Finishing my dissertation

What is the biggest challenge you will face in the next six months?

I lost my mum last year. Like everyone who looses a parent, I never thought I would have to say that sentence.

My mum has always been a big part of the work I do. She spell checked everything, she let me explain it to her 100 times. She was always behind me.

You may have noticed there was a spelling mistake in the web address for this blog, I fixed it now. But if I had my mum that would have never been there.

So my mum was a big help with the start of my masters dissertation, but I’m really struggling to get it finished without her. In all honesty I’m struggling to find the motivation to even try.

But what does this have to do with inacessiblity? I wouldn’t be writing about this here if it was unrelated.

As a physically disabled person, who is academically capable there is a lot of pressure for me to do well in academia. I’ve had this pressure from able people who say I shouldn’t let my disability hold me back. And from disabled people who say I owe it to the disabled people who can’t succeed in academia, to succeed in academia.

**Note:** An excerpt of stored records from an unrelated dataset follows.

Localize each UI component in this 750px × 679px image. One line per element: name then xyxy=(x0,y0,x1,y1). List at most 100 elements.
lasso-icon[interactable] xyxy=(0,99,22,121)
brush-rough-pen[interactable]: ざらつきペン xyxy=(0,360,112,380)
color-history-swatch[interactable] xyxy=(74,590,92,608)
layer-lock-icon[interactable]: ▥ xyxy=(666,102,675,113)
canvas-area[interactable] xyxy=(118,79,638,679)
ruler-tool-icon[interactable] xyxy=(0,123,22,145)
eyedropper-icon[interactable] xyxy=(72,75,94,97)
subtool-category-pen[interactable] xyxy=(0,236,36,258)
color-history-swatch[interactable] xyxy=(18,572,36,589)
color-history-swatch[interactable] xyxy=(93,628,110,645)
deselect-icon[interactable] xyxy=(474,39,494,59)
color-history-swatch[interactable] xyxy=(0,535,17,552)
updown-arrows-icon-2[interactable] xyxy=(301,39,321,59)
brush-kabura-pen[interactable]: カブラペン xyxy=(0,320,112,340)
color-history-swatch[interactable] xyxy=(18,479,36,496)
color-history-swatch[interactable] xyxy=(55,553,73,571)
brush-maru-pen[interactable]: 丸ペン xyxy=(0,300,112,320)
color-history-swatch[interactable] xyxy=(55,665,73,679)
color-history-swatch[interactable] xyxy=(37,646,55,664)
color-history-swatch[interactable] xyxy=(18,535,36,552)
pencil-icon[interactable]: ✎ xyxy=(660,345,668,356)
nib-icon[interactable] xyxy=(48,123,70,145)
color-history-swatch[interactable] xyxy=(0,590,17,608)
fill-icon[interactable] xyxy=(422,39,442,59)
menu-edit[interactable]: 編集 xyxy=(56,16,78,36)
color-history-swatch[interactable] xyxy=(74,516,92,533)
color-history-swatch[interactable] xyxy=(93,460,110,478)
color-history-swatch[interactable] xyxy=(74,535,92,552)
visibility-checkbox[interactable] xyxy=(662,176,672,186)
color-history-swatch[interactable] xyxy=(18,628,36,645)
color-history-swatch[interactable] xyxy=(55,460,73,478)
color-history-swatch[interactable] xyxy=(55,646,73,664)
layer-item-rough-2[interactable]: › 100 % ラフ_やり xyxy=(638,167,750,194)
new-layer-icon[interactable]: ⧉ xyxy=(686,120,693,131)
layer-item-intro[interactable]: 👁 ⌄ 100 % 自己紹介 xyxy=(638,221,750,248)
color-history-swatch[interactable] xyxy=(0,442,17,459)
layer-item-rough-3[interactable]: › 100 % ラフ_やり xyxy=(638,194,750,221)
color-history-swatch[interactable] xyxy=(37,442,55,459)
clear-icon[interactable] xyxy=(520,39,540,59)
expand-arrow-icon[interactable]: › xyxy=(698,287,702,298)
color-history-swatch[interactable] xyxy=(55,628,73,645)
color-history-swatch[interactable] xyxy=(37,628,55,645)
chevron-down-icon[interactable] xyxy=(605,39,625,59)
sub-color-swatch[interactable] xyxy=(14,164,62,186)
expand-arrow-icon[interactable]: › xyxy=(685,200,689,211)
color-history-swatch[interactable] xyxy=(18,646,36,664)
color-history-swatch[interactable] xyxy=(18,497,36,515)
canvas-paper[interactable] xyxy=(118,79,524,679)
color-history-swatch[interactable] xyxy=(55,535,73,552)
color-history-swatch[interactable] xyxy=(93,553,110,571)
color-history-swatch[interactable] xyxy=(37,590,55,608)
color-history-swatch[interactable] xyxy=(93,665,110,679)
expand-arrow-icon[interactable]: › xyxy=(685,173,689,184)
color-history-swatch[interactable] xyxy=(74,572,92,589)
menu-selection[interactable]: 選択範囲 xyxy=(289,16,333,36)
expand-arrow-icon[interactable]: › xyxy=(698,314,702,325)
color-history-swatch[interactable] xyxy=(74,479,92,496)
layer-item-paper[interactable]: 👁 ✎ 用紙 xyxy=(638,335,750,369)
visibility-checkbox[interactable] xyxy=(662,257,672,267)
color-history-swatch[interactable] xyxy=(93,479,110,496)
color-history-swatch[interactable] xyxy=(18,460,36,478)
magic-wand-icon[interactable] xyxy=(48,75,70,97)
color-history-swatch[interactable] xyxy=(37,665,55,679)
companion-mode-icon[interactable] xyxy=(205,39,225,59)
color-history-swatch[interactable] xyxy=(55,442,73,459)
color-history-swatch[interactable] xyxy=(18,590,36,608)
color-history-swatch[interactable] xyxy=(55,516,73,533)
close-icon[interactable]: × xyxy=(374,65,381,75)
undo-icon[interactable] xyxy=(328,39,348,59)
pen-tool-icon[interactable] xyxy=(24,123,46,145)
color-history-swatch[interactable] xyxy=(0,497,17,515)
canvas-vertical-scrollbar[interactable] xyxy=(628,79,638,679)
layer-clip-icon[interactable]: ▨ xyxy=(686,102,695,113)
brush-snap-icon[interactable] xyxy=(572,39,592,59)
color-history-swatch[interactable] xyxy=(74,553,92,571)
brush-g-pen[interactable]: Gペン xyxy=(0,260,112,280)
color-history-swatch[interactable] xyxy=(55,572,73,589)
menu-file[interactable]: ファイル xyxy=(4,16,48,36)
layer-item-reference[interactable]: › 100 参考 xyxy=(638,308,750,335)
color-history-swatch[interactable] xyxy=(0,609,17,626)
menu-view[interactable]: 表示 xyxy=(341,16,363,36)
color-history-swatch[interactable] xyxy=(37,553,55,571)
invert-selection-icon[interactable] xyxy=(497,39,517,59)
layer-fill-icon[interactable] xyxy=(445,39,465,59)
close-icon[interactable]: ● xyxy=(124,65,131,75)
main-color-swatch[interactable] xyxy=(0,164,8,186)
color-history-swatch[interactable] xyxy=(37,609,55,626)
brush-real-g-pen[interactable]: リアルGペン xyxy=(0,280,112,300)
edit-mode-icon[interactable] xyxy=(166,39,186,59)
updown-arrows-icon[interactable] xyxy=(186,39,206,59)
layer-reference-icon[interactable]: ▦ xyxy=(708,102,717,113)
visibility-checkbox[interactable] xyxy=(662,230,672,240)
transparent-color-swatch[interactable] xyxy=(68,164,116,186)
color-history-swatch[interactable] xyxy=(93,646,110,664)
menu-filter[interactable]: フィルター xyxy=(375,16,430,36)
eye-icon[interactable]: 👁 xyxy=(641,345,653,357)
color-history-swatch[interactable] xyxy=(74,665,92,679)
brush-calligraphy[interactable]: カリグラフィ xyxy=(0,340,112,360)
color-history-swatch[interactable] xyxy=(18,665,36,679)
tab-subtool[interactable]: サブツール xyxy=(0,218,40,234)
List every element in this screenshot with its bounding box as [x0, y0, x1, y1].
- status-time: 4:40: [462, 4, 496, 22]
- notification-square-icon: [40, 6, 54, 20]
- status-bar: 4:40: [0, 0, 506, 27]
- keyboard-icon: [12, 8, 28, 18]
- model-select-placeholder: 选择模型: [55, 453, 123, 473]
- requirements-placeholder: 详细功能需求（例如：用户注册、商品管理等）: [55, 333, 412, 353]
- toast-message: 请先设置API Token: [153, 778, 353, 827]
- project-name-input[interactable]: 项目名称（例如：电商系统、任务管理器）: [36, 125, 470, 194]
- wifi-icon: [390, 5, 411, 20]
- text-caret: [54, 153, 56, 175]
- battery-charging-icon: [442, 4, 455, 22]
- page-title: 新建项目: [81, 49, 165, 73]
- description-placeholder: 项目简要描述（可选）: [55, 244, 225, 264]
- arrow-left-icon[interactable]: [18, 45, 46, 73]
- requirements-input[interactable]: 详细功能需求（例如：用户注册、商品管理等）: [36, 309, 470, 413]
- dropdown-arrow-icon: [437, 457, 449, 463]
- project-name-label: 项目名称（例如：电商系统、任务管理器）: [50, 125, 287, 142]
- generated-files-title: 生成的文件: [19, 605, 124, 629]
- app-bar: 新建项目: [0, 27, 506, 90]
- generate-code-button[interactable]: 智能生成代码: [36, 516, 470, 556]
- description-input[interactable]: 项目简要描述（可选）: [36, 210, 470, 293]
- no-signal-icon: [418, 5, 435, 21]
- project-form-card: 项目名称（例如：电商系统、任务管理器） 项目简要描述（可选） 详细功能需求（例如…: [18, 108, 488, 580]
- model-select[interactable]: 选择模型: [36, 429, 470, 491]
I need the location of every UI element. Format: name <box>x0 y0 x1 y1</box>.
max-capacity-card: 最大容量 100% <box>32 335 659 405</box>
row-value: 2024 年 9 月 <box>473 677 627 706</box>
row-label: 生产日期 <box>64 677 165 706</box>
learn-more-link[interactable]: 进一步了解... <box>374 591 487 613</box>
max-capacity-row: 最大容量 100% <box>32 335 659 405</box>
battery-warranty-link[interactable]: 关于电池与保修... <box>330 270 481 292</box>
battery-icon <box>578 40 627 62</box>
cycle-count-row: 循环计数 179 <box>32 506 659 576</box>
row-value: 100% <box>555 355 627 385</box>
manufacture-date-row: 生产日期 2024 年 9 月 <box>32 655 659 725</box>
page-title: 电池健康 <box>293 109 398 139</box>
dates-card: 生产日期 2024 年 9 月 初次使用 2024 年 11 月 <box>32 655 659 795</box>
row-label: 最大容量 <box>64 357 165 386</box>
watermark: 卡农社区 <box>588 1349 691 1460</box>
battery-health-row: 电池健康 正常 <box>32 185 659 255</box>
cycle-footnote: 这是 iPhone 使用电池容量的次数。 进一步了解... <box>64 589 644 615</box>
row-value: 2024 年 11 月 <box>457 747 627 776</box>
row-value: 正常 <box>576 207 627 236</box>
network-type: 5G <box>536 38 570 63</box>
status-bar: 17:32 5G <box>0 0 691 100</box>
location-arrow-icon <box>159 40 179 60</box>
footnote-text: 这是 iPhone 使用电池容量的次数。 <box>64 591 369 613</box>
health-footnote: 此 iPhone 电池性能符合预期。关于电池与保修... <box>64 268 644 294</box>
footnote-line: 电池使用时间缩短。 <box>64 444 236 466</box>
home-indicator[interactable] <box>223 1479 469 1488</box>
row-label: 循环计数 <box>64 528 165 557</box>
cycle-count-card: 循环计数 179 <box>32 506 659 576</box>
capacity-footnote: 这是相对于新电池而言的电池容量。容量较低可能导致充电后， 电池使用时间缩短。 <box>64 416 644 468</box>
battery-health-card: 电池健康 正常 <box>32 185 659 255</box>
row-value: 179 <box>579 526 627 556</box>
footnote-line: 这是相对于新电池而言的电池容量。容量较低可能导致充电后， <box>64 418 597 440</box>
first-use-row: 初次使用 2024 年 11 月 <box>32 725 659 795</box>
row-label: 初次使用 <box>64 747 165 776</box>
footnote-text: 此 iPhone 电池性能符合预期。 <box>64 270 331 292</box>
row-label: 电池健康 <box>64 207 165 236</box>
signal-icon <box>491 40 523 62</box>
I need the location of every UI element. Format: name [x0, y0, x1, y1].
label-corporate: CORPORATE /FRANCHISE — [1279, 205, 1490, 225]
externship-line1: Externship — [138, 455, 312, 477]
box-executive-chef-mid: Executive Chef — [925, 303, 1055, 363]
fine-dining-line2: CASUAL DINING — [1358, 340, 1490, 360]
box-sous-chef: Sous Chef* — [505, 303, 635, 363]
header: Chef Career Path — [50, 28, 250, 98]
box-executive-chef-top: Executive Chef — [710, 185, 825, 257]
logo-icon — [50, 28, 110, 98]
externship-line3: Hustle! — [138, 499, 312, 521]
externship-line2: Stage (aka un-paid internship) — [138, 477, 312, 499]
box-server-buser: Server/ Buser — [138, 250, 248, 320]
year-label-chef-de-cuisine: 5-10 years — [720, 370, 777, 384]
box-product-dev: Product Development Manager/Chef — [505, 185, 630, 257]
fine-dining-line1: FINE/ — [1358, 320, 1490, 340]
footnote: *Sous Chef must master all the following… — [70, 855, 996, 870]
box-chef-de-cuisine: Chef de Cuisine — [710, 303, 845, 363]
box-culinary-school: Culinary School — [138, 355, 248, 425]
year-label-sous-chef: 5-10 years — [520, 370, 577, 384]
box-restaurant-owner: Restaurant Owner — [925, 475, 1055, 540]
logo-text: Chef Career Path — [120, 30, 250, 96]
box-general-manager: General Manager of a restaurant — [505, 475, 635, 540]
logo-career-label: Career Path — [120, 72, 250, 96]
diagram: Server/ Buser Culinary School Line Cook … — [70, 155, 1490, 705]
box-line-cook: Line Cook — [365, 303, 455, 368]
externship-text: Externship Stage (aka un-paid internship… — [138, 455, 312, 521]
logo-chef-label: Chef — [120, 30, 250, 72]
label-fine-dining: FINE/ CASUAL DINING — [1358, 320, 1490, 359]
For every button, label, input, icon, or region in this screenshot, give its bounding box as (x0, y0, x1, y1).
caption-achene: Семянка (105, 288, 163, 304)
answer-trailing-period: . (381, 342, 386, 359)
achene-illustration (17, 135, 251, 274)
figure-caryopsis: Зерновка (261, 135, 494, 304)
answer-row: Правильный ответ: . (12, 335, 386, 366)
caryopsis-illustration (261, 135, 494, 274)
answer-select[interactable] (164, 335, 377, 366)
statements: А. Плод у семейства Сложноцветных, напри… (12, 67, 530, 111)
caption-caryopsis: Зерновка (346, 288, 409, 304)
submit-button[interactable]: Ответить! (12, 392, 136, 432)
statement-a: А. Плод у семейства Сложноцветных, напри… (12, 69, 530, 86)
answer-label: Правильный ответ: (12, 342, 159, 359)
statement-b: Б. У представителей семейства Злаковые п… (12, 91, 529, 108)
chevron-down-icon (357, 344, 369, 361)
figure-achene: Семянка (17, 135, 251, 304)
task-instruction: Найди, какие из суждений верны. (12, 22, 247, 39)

Both sides of my life, both halves of the whole, mean well and they just want me to succeed. I want to succeed.

But sometimes that’s a lot of pressure.

One of the reasons I was initially pushed away from active activism for disabled people when I was young, was because of the pressure.

But without my mum sometimes it feels like I’ll never be able to navigate the pressure again.

I used to pride myself on never having missed a deadline. But when mum got sick I obviously took a break. And that break meant that I missed the initial deadline. I missed a deadline and the world did not end. And honestly sometimes that feels a little rude. The world should have ended when I failed as a disabled academic, when I missed a deadline. The world should have ended when my mum died, right?

But it didn’t, and this deadline still looms over me. I don’t want to fail when I’m so close to succeeding. I really hope I won’t but I’m honestly not sure right now.

If the world were more accessible to me I wouldn’t be forced to put all my eggs in one basket like this.

My deadline is the end of April, wish me luck please. I feel like I need it.